Titre : Une étincelle de vie
Auteure : Jodi Picoult
Editions : Actes Sud
Date de parution : 1er mai 2019
Genre : roman
La grande originalité du dernier roman de Jodi Picoult repose sur son rythme : très cinématographique. Dès le début de l’histoire, on est directement plongé dans une scène de braquage armé. Il y a des morts, des blessés, des personnes paniquées. Et un tireur. Un homme bouleversé, à peine conscient de ce qu’il vient de faire. Et puis on remonte dans le temps, heure par heure. Et on se retrouve progressivement à l’origine de cette situation dramatique.
Et de drame, il en est bien question. Quel est cet endroit qui provoque autant de tension ? Qui voit des anti et des pro se déchirer au nom de croyances et de convictions qui devraient rester dans le registre du personnel ? C’est bien dans un centre qui pratique des interruptions volontaires de grossesse que Jodi Picoult plante son décor. Ou plutôt devrait-on dire dans LE seul centre dans l’Etat du Mississippi qui les pratique encore (authentique*). En mettant l’IVG au centre de son roman, l’auteure met une fois de plus le doigt sur une question qui fait débat aux Etats-Unis, son pays d’origine. Tout comme dans son précédent roman, Mille petits riens, on avait déjà pu observer l’étendue de son implication dans un autre combat, le racisme.
L’histoire contient une dose toute relative d’angoisse et de romanesque avec un négociateur qui doit garder son sang-froid pour faire la causette à un preneur d’otages qui détient entre autres sa fille dans le centre. Mais ici, la fiction n’est que prétexte.

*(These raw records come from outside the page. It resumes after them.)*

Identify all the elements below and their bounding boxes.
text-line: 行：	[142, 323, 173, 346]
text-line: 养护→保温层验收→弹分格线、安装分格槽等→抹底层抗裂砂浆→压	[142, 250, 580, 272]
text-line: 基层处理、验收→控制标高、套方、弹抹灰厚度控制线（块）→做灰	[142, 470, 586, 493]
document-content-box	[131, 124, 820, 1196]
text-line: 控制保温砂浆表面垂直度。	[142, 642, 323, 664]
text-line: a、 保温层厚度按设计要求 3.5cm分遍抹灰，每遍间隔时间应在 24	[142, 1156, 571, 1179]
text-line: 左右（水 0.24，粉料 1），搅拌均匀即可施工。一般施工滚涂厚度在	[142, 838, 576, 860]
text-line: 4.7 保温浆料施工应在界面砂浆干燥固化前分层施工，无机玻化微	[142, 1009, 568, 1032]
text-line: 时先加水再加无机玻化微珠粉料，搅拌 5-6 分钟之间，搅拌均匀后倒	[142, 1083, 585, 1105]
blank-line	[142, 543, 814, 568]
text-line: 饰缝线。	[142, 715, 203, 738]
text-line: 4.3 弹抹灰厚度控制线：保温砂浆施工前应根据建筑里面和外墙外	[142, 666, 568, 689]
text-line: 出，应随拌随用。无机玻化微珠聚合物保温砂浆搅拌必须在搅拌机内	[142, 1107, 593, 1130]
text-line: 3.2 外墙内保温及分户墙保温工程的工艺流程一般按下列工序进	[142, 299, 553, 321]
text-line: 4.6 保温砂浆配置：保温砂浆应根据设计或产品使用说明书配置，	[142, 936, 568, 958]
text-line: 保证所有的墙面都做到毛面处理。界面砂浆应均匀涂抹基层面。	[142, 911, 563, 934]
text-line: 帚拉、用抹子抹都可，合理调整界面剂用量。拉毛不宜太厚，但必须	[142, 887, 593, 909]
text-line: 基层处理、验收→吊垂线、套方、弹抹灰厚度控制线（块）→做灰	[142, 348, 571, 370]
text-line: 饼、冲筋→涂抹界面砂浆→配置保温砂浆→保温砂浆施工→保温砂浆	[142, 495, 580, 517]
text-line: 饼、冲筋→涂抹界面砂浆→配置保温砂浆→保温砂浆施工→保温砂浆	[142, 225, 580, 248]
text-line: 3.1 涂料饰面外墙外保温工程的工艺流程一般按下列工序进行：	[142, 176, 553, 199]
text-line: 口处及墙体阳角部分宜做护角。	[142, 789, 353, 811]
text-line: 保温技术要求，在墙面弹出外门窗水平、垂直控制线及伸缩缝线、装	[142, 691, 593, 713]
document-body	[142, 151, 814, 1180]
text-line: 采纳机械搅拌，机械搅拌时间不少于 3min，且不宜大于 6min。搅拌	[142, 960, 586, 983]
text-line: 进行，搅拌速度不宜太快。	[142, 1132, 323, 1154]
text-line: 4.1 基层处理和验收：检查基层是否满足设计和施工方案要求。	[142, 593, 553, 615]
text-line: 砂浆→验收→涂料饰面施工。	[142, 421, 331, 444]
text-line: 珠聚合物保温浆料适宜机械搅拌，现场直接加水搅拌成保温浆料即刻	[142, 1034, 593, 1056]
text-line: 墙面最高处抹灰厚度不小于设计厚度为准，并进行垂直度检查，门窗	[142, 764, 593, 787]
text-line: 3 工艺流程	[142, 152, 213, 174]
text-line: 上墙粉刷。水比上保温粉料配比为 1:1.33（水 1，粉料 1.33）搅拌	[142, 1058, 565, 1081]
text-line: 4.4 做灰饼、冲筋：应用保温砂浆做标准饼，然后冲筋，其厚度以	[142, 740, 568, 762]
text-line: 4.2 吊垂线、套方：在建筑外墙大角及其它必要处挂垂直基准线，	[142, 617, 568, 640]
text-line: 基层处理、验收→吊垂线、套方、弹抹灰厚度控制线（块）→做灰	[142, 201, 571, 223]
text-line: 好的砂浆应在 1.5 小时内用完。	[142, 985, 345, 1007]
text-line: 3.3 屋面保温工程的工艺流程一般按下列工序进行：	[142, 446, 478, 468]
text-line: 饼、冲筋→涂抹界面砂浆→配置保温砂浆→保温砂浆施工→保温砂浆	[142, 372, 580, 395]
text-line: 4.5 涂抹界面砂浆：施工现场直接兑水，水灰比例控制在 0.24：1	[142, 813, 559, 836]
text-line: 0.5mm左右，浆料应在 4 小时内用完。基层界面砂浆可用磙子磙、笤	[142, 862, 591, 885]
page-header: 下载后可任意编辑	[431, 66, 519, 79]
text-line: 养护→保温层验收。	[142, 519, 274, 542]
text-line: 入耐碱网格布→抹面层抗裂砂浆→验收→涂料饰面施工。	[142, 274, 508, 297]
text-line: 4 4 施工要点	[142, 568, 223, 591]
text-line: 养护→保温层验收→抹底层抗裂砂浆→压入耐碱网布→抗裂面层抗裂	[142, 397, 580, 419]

En effet, l’auteure nous immerge dans du concret, des cas de figure qui ne sont pas de la fiction : des femmes trop jeunes pour être mères, des femmes pour qui ce n’est pas le bon moment, des femmes trop pauvres pour assurer l’éducation correcte d’un enfant ou des femmes qui ne veulent tout simplement pas d’enfant. Elles sont entourées d’infirmières, d’une psychologue, d’une accompagnatrice qui les escorte depuis le parking où les manifestants « pro vie » les harcèlent et d’une gérante de l’établissement qui a fait du Choix des femmes son cheval de bataille. Et un homme dans tout ça, un médecin qui, comme tout le personnel du centre, doit affronter des menaces parce qu’il pratique des IVG. Dans ce huis clos très féminisé, on perçoit l’intention volontaire de l’auteure de démontrer que l’IVG et la contraception restent malheureusement une responsabilité de femmes.
L’effet Jodi Picoult c’est aussi de ne pas bêtement nous présenter les bons et les mauvais, mais de faire preuve de plus de discernement en dépeignant la réalité. Elle s’est fortement documentée et basée sur des études pleines de chiffres et de cas portés en justice pour aborder son roman. Elle s’est également imprégnée de beaucoup de témoignages de femmes qui ont subi un avortement mais aussi…de personnes anti avortement. Comme elle l’exprime avec sagesse à titre personnel en fin d’ouvrage : « Nous ne sommes peut-être pas sur la même longueur d’onde mais nous pouvons respecter les opinions des autres et essayer d’y déceler une part de vérité. (…) Peut-être nous verrons-nous plutôt comme des êtres humains pétris d’imperfections, qui s’efforcent de faire de leur mieux ».
Après cette lecture, on devine que Jodi Picoult en a gros sur la patate à propos de certains sujets mal légiférés ou laissés à l’appréciation de personnes peu compétentes. Pour le faire savoir elle a choisi son arme, l’écriture. Et on a hâte qu’elle la dégaine à nouveau…
* depuis 2018 aux Etats-Unis, un certain blondinet en surpoids accro aux UV a coupé les vivres aux centres qui pratiquent les IVG, contraignant nombre d’entre-eux à fermer leurs portes.